Donal Vaughan was paired with Cian O’Sullivan:
For long periods of the first half, Vaughan was winning this battle and scored a good point. But as the game wore on, Cian O’Sullivan once again showed his worth and drove the Dubs on. He was class when the chips were down.Vaughan, not for the first time, needlessly got involved in afters and will be gutted today. O’Sullivan claims this one.
The midfield sector can be broken into two areas: Aerial domination and use of the ball. Mayo made sure to have the two O’Sheas, Tom Parsons, and Donal Vaughan close to each other when David Clarke went long. For the majority of the game, Mayo won this battle, especially the impressive Tom Parsons, while Aidan O’Shea handled heaps of ball and worked his socks off.

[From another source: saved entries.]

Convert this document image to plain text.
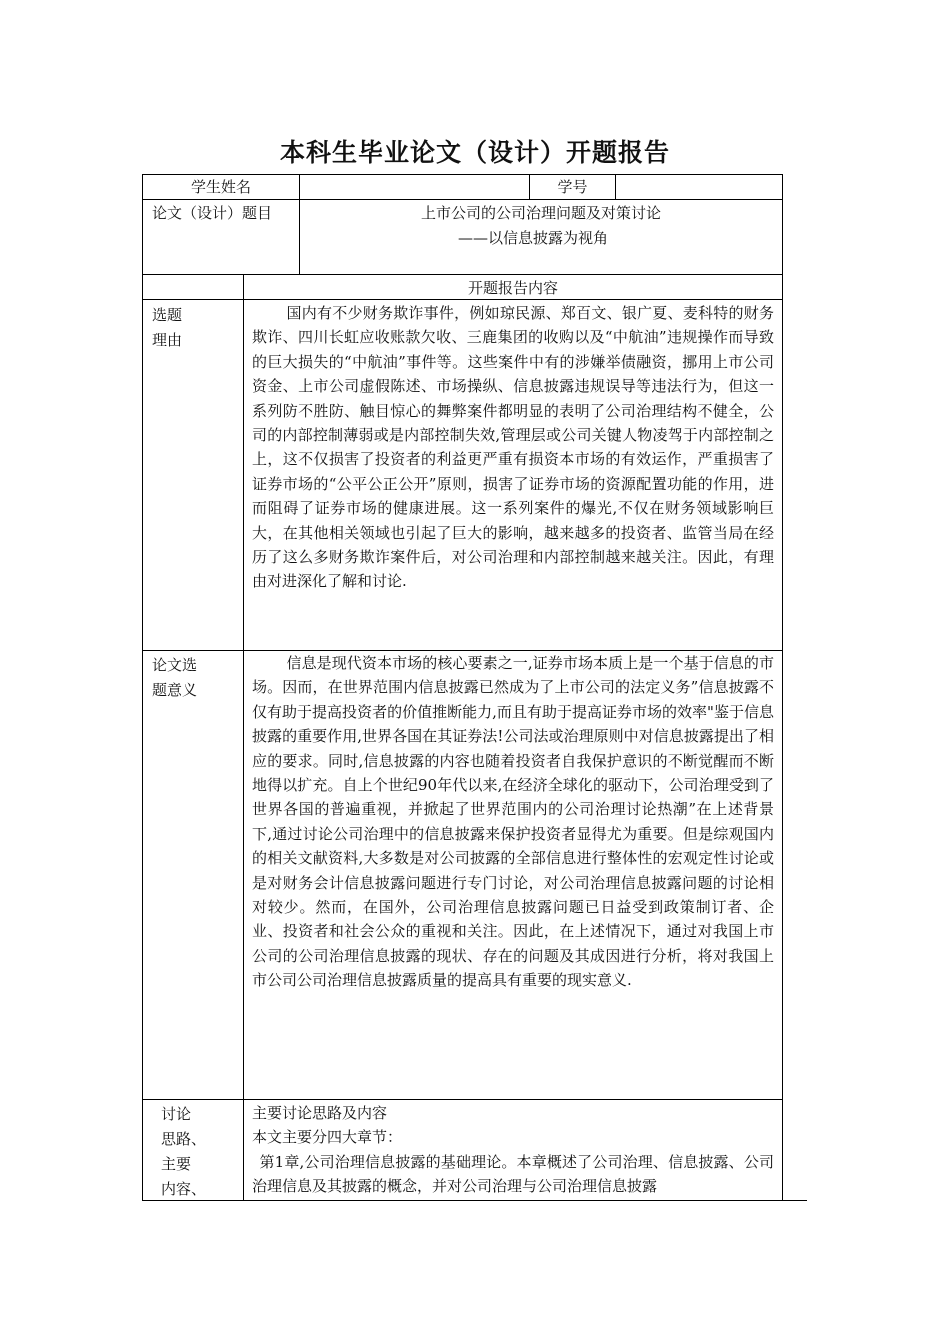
本科生毕业论文（设计）开题报告
学生姓名	学号
论文（设计）题目	上市公司的公司治理问题及对策讨论
——以信息披露为视角
开题报告内容
选题
理由

国内有不少财务欺诈事件，例如琼民源、郑百文、银广夏、麦科特的财务欺诈、四川长虹应收账款欠收、三鹿集团的收购以及“中航油”违规操作而导致的巨大损失的“中航油”事件等。这些案件中有的涉嫌举债融资，挪用上市公司资金、上市公司虚假陈述、市场操纵、信息披露违规误导等违法行为，但这一系列防不胜防、触目惊心的舞弊案件都明显的表明了公司治理结构不健全，公司的内部控制薄弱或是内部控制失效,管理层或公司关键人物凌驾于内部控制之上，这不仅损害了投资者的利益更严重有损资本市场的有效运作，严重损害了证券市场的“公平公正公开”原则，损害了证券市场的资源配置功能的作用，进而阻碍了证券市场的健康进展。这一系列案件的爆光,不仅在财务领域影响巨大，在其他相关领域也引起了巨大的影响，越来越多的投资者、监管当局在经历了这么多财务欺诈案件后，对公司治理和内部控制越来越关注。因此，有理由对进深化了解和讨论.

论文选
题意义

信息是现代资本市场的核心要素之一,证券市场本质上是一个基于信息的市场。因而，在世界范围内信息披露已然成为了上市公司的法定义务”信息披露不仅有助于提高投资者的价值推断能力,而且有助于提高证券市场的效率"鉴于信息披露的重要作用,世界各国在其证券法!公司法或治理原则中对信息披露提出了相应的要求。同时,信息披露的内容也随着投资者自我保护意识的不断觉醒而不断地得以扩充。自上个世纪90年代以来,在经济全球化的驱动下，公司治理受到了世界各国的普遍重视，并掀起了世界范围内的公司治理讨论热潮”在上述背景下,通过讨论公司治理中的信息披露来保护投资者显得尤为重要。但是综观国内的相关文献资料,大多数是对公司披露的全部信息进行整体性的宏观定性讨论或是对财务会计信息披露问题进行专门讨论，对公司治理信息披露问题的讨论相对较少。然而，在国外，公司治理信息披露问题已日益受到政策制订者、企业、投资者和社会公众的重视和关注。因此，在上述情况下，通过对我国上市公司的公司治理信息披露的现状、存在的问题及其成因进行分析，将对我国上市公司公司治理信息披露质量的提高具有重要的现实意义.

讨论
思路、
主要
内容、

主要讨论思路及内容

本文主要分四大章节：

第1章,公司治理信息披露的基础理论。本章概述了公司治理、信息披露、公司治理信息及其披露的概念，并对公司治理与公司治理信息披露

My Player of the Year, James McCarthy, was happy to let Big Aidan handle the ball but outside the danger area. While Tom Parsons secured some great marks, McCarthy made the winning mark. Tiny margins. Honours shared.
Lee Keegan tested the fabric of Ciaran Kilkenny’s jersey all day. It lasted, just about. Keegan nullified the Castleknock youngster better than anyone else this year, but imagine if he was given a free role? Mayo should have risked letting him loose. Kilkenny is so determined and athletic that he came more into the game in the last 15 minutes and ultimately made some telling runs. Spoils shared.

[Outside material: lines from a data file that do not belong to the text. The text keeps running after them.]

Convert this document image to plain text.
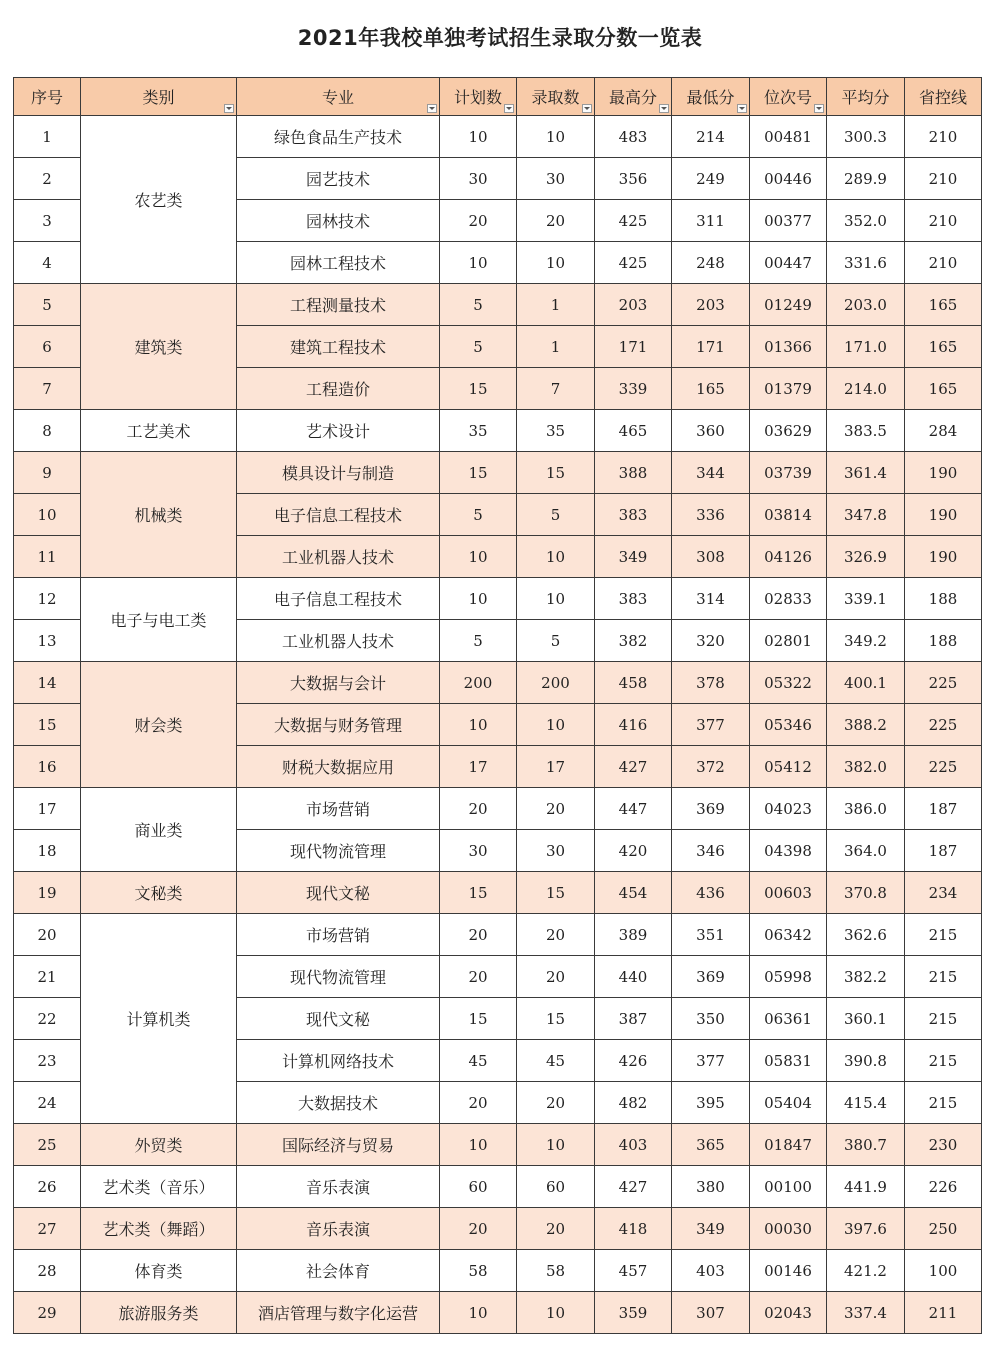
2021年我校单独考试招生录取分数一览表
序号	类别	专业	计划数	录取数	最高分	最低分	位次号	平均分	省控线
1	农艺类	绿色食品生产技术	10	10	483	214	00481	300.3	210
2		园艺技术	30	30	356	249	00446	289.9	210
3		园林技术	20	20	425	311	00377	352.0	210
4		园林工程技术	10	10	425	248	00447	331.6	210
5	建筑类	工程测量技术	5	1	203	203	01249	203.0	165
6		建筑工程技术	5	1	171	171	01366	171.0	165
7		工程造价	15	7	339	165	01379	214.0	165
8	工艺美术	艺术设计	35	35	465	360	03629	383.5	284
9	机械类	模具设计与制造	15	15	388	344	03739	361.4	190
10		电子信息工程技术	5	5	383	336	03814	347.8	190
11		工业机器人技术	10	10	349	308	04126	326.9	190
12	电子与电工类	电子信息工程技术	10	10	383	314	02833	339.1	188
13		工业机器人技术	5	5	382	320	02801	349.2	188
14	财会类	大数据与会计	200	200	458	378	05322	400.1	225
15		大数据与财务管理	10	10	416	377	05346	388.2	225
16		财税大数据应用	17	17	427	372	05412	382.0	225
17	商业类	市场营销	20	20	447	369	04023	386.0	187
18		现代物流管理	30	30	420	346	04398	364.0	187
19	文秘类	现代文秘	15	15	454	436	00603	370.8	234
20	计算机类	市场营销	20	20	389	351	06342	362.6	215
21		现代物流管理	20	20	440	369	05998	382.2	215
22		现代文秘	15	15	387	350	06361	360.1	215
23		计算机网络技术	45	45	426	377	05831	390.8	215
24		大数据技术	20	20	482	395	05404	415.4	215
25	外贸类	国际经济与贸易	10	10	403	365	01847	380.7	230
26	艺术类（音乐）	音乐表演	60	60	427	380	00100	441.9	226
27	艺术类（舞蹈）	音乐表演	20	20	418	349	00030	397.6	250
28	体育类	社会体育	58	58	457	403	00146	421.2	100
29	旅游服务类	酒店管理与数字化运营	10	10	359	307	02043	337.4	211
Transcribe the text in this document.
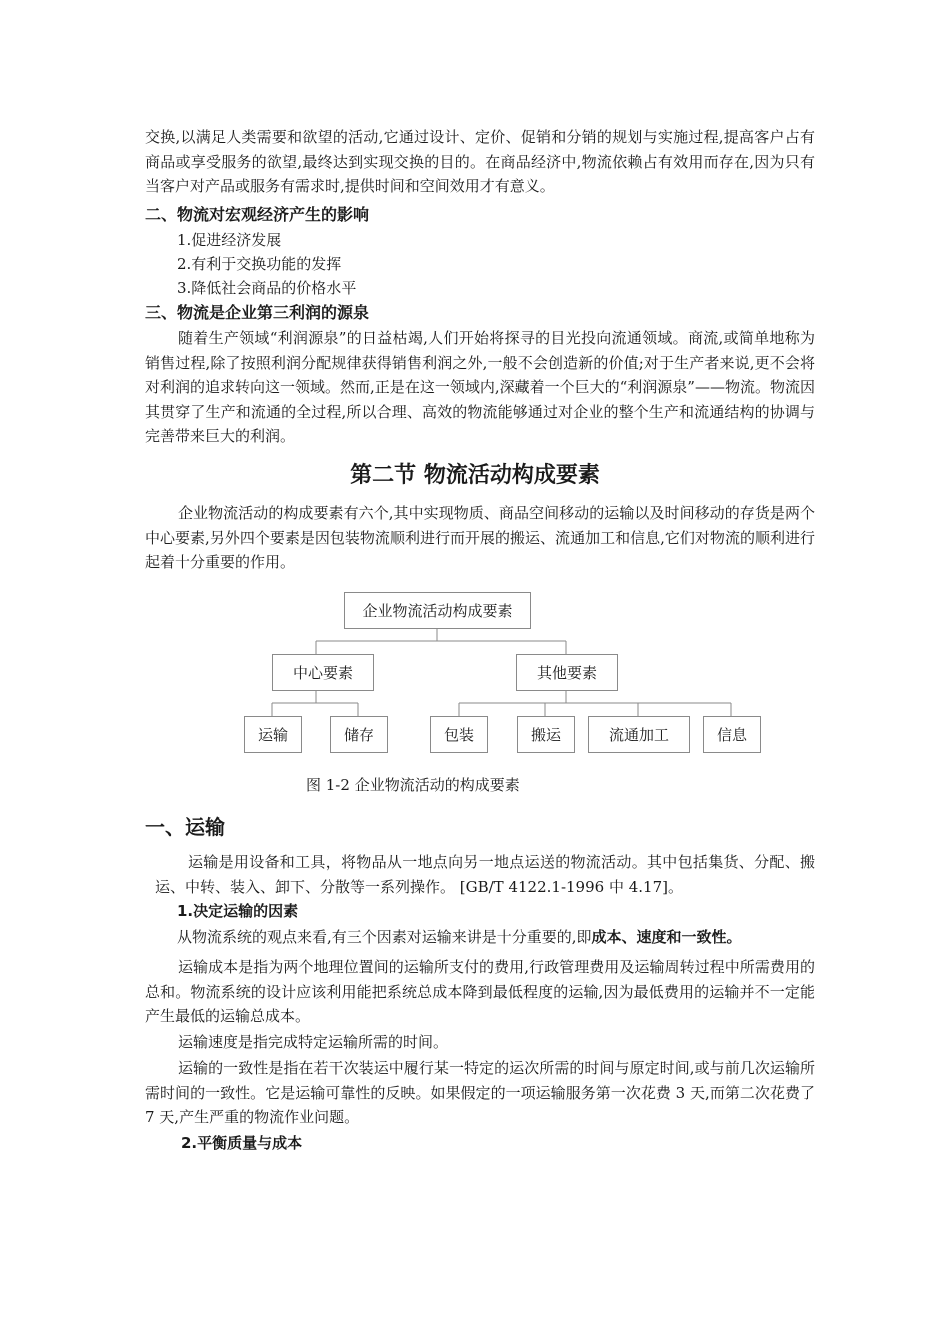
交换,以满足人类需要和欲望的活动,它通过设计、定价、促销和分销的规划与实施过程,提高客户占有商品或享受服务的欲望,最终达到实现交换的目的。在商品经济中,物流依赖占有效用而存在,因为只有当客户对产品或服务有需求时,提供时间和空间效用才有意义。

二、物流对宏观经济产生的影响

1.促进经济发展

2.有利于交换功能的发挥

3.降低社会商品的价格水平

三、物流是企业第三利润的源泉

随着生产领域“利润源泉”的日益枯竭,人们开始将探寻的目光投向流通领域。商流,或简单地称为销售过程,除了按照利润分配规律获得销售利润之外,一般不会创造新的价值;对于生产者来说,更不会将对利润的追求转向这一领域。然而,正是在这一领域内,深藏着一个巨大的“利润源泉”——物流。物流因其贯穿了生产和流通的全过程,所以合理、高效的物流能够通过对企业的整个生产和流通结构的协调与完善带来巨大的利润。

第二节 物流活动构成要素

企业物流活动的构成要素有六个,其中实现物质、商品空间移动的运输以及时间移动的存货是两个中心要素,另外四个要素是因包装物流顺利进行而开展的搬运、流通加工和信息,它们对物流的顺利进行起着十分重要的作用。

企业物流活动构成要素
中心要素	其他要素
运输	储存	包装	搬运	流通加工	信息

图 1-2 企业物流活动的构成要素

一、运输

运输是用设备和工具，将物品从一地点向另一地点运送的物流活动。其中包括集货、分配、搬运、中转、装入、卸下、分散等一系列操作。 [GB/T 4122.1-1996 中 4.17]。

1.决定运输的因素

从物流系统的观点来看,有三个因素对运输来讲是十分重要的,即成本、速度和一致性。

运输成本是指为两个地理位置间的运输所支付的费用,行政管理费用及运输周转过程中所需费用的总和。物流系统的设计应该利用能把系统总成本降到最低程度的运输,因为最低费用的运输并不一定能产生最低的运输总成本。

运输速度是指完成特定运输所需的时间。

运输的一致性是指在若干次装运中履行某一特定的运次所需的时间与原定时间,或与前几次运输所需时间的一致性。它是运输可靠性的反映。如果假定的一项运输服务第一次花费 3 天,而第二次花费了 7 天,产生严重的物流作业问题。

2.平衡质量与成本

The mighty Boyle against the mighty Con.
What a goal by the Cuala boy. Like Messi, he slipped in between all the lunging Mayo elbows and rolled in a sublime goal. Such a free-spirited player, Con has lit up the Championship. As you would expect, Colm Boyle never gave up, but Con won this battle.
Paddy Durcan shackled Paul Mannion superbly in the first half, but was strangely moved off him in the second. Brendan Harrison was given the run around in the second half as Mannion tormented the Mayo defence with three vital points. The Stillorgan man won the duel.
Keith Higgins did a great job on Dean Rock in the first half, keeping him to one point from play. Once again, Mayo changed their markers. Chris Barrett picked up Rock and showed us some of the most brilliant individual movements of defending. Yet Rock is the hero today. He took the safe option of punching a point late in the game, but nerves of steel with the last kick. I’m calling this duel a draw.
Paddy Andrews was well marked by Chris Barrett but his replacement, Kevin McManamon, was industrious, influencing another big game. He pulled Paddy Durcan all over the field though Durcan drove forward brilliantly at times. Kevin Mac wins for me.
Eoghan O’Gara was battering every green ’n‘ red jersey in the first half. Brendan Harrison was equal to him though. He emptied the tank, scored a point, and paved the way for Diarmuid Connolly. While Connolly didn’t get on as much ball as he would have liked, bar one hasty left-footed shot he was immense. A brilliant point, some great interlinking, and winning the free at the death.
Cluxton and Clarke both produced marvellous saves, both kicked very measuredly, accurately, and with purpose. Clarke deserved his All Star last year. However, this year’s gong will be going back to the greatest skipper and the greatest goalkeeper I’m ever likely to see.